In 1793, Congress did amend the law to reduce the number of Justices riding each circuit from two to one. The idea was that in each court season, one Justice would be able to stay home and rest. In practice however, it often did not work that way as substitutions were necessitated due to the illness of another Justice.
The records for 1794 show that Justice Iredell was too ill early in the year to attend the Court’s February session. In August of that year, he refused to ride the southern Circuit in place of Justice Wilson observing that he had been forced to cover that enormous circuit five times over a four year period. His health broken, Justice James Iredell died in his hometown of Edenton, NC in 1799 at the age of 48.
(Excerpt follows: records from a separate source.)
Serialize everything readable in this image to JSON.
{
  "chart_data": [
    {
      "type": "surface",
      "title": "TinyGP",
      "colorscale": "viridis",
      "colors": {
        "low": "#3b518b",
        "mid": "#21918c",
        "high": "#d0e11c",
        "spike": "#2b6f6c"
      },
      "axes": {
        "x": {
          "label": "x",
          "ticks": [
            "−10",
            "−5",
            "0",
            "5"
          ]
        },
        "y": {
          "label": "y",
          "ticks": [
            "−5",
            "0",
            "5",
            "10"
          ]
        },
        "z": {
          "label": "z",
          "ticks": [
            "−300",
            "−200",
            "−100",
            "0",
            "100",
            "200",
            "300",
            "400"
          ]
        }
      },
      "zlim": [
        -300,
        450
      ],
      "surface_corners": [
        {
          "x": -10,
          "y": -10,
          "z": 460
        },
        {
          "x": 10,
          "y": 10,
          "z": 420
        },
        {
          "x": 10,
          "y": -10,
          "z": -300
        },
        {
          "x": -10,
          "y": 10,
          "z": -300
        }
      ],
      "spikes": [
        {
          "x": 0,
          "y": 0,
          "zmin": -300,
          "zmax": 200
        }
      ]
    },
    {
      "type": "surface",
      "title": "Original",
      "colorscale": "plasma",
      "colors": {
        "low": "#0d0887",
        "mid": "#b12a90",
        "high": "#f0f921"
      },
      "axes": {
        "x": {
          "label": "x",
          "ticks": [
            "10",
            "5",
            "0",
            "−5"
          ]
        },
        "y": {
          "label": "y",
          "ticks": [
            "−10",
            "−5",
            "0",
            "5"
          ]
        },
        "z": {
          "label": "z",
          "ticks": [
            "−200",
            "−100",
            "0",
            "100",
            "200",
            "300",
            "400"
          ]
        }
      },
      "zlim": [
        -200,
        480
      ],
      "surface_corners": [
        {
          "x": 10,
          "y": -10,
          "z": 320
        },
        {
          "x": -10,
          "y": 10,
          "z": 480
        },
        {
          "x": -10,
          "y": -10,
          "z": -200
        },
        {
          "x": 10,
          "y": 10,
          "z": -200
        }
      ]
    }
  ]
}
Circuit riding continued until 1911, with a short respite in 1801 when Congress passed an act to abolish the practice. At that time, it also established circuit courts whose judges did not include the Supreme Court Justices. But that solution did not put a permanent end to circuit riding by Supreme Court Justices. Indeed, the area to be travelled increased as the country grew, but the travel was alleviated in part by better means of transportation such as trains and ships. But the pleas of the Colonial era Justices did not bring them much relief as they continued to battle difficult travel conditions, outbreaks of contagious diseases, and other hardships.